There were some spectacular performances seen during trading on the London Metal Exchange last week with copper reaching an all-time high of $3,300 per tonne on Tuesday, aluminium a ten-year high on Friday and on the same day, zinc at a level not seen for eight years.
The trading was dominated by fund and speculative activity with the everweakening US dollar providing an extra incentive for purchasers using other currencies. Clearly the investment community, like commodities at present, but they cannot continue to climb in a straight line forever, a general shake-out must come eventually before a more stable market can emerge based upon genuine demand for ever-declining stocks.
Levels of both copper and tin stocks rose slightly last week, perhaps due to the size of the backwardations in both metals, but those of the rest all declined with aluminium and zinc both showing strong drawdowns.
Having recorded its high on Tuesday, this metal retreated to a $3,270 close that day and thereafter failed to hold ground above $3,280, despite attempts over the next two days. An early bear raid on Friday knocked the forward price down to a low for the week of $3,175, but then the market recovered quickly to $3,260 by lunchtime. Trading thereafter was nervous leading to a $3,240 kerb close which actually represented a $2 loss over the week. Exchange stocks rose by 475 tonnes and the backwardation narrowed slightly to $117 by the close. While a production/ consumption deficit is seen for the first half of the year, a balanced situation is forecast for the remainder.
Here the buying by funds and speculators was joined by that of merchants, the result being a steady climb over the five days from last Monday's low of $1,943 to Friday's high of $2,016. The higher levels at last attracted sellers, who forced the price down to a close at $1,911 per tonne, for an overall gain of $28 for the week.
The market's strength was underpinned by the relentless decline of stock levels, last week by 20,825 tonnes, together with the appearance of upcoming tightness with large short positions remaining in the market.
Zinc put in an impressive performance as it climbed steadily from last Monday's $1,390 low to a high on Friday of $1,446 before closing the week up by $47 at $1,438.
Exchange stocks fell by 7,825 tonnes but as the total remains relatively high in consumption rate terms, the cash-to-three-months spread remained in a steady $16 contango.
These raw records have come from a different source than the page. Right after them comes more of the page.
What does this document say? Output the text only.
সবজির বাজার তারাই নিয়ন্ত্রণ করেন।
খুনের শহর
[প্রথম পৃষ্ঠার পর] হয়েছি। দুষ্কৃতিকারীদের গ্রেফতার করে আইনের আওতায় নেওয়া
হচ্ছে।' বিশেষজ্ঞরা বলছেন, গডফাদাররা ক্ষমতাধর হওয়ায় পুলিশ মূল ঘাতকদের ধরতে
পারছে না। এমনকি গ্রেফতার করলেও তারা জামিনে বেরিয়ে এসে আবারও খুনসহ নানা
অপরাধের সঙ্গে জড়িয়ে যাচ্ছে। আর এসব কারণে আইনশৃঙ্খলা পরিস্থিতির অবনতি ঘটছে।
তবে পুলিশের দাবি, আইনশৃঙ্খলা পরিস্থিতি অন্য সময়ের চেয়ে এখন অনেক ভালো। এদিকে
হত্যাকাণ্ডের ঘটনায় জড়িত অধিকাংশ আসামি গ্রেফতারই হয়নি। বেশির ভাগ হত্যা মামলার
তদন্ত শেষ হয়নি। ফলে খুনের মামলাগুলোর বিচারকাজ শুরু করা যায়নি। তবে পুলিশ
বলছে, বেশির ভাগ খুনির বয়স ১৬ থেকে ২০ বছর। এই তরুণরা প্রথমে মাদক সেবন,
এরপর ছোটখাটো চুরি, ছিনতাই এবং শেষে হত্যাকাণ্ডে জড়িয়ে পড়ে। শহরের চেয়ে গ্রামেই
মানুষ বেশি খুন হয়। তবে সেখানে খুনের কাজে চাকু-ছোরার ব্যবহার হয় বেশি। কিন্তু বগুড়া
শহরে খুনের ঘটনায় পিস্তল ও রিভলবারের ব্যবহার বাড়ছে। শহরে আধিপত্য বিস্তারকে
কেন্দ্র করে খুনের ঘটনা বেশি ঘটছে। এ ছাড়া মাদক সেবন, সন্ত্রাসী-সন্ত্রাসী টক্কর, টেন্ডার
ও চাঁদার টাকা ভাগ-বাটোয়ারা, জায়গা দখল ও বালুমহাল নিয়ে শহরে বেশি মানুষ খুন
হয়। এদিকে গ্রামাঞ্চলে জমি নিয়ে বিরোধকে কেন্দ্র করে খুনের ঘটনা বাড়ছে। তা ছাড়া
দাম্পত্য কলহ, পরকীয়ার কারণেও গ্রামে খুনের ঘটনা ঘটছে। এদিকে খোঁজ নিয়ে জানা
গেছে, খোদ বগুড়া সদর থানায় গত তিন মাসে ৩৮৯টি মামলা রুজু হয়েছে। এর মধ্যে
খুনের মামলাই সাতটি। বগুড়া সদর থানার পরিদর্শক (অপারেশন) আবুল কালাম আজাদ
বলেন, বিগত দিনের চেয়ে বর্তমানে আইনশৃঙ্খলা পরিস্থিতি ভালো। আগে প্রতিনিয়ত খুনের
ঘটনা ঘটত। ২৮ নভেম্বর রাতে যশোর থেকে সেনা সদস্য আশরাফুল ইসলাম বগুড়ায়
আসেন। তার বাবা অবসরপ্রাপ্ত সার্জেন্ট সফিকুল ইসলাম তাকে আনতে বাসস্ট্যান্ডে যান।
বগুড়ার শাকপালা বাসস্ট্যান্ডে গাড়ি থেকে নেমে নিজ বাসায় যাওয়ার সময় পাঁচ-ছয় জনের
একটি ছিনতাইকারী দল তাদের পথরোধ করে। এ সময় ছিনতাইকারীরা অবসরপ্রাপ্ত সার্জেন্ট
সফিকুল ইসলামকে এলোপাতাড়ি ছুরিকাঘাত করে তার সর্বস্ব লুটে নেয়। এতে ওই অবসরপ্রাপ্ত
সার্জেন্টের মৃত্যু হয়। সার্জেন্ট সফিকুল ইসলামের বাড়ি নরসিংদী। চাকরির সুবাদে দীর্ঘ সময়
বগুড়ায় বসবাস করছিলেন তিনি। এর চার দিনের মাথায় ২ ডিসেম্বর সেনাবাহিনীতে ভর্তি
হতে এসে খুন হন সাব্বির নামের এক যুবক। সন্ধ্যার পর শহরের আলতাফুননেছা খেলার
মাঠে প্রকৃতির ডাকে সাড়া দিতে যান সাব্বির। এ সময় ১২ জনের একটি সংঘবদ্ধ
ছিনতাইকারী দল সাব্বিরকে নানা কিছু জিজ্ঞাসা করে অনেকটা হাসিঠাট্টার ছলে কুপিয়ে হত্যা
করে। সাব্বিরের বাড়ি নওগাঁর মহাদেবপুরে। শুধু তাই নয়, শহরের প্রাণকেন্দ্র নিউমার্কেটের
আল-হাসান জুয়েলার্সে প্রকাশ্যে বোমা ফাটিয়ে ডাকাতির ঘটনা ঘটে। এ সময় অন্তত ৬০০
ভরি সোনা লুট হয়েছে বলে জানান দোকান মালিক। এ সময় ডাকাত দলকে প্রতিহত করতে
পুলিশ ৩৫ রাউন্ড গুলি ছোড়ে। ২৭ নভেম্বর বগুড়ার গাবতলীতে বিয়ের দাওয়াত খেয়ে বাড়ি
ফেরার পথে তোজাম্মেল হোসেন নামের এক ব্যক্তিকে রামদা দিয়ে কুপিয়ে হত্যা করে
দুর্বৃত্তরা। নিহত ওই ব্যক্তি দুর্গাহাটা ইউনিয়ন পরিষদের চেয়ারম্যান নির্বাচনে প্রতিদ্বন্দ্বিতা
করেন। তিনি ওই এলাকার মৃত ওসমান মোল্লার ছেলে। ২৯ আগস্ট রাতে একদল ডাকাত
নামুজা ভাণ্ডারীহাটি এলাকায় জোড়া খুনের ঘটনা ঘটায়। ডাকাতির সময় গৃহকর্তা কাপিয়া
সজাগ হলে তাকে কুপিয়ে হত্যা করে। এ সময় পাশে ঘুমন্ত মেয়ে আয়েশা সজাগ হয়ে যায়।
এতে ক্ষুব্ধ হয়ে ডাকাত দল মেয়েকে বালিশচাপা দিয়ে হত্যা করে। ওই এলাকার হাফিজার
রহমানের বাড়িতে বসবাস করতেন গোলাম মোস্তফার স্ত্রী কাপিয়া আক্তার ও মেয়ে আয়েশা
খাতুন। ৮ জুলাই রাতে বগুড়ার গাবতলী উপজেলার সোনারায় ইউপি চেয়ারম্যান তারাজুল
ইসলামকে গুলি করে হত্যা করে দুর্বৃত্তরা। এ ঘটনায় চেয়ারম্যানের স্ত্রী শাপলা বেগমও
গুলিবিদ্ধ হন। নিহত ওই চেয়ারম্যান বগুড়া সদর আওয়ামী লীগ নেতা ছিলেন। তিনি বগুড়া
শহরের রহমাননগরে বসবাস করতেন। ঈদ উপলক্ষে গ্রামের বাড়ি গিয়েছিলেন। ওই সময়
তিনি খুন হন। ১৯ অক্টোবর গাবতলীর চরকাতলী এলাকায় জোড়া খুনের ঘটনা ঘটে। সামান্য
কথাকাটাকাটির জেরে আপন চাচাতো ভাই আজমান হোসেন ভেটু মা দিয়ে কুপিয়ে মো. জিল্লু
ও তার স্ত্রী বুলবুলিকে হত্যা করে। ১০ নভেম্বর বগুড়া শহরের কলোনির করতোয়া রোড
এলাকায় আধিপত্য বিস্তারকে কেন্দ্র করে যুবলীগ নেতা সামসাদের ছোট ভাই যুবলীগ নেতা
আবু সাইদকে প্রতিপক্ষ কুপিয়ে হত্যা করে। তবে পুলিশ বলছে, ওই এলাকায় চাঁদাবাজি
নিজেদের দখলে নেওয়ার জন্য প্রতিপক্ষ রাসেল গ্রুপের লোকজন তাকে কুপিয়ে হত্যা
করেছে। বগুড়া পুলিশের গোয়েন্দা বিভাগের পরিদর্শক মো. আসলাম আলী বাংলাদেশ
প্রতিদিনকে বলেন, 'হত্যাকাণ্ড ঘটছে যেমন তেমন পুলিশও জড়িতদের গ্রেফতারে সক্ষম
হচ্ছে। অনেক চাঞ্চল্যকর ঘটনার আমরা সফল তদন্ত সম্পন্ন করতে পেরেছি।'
At last breaking through resistance at $960/$965 last Monday, lead quickly moved up to a week's high of $990 on Tuesday, but then closed the day back at $976.
Ranges were then fairly steady between $960 and $980 through to Friday where, following a temporary dip to $952, the market closed the week $12 up at $977.
A good, strong performance but one that finally led to a $50 loss over the period when the market closed at $16,075 on Friday. Tuesday produced the best movement when the forward price rose from 15,825 to a high of $16,350 but this level could not be sustained and prices then traded daily either side of $16,000.
Finally closing $105 up at $8,580, tin enjoyed a steady, if unspectacular week with good trade buying finding sellers reluctant to supply the market in the face of higher prices to come.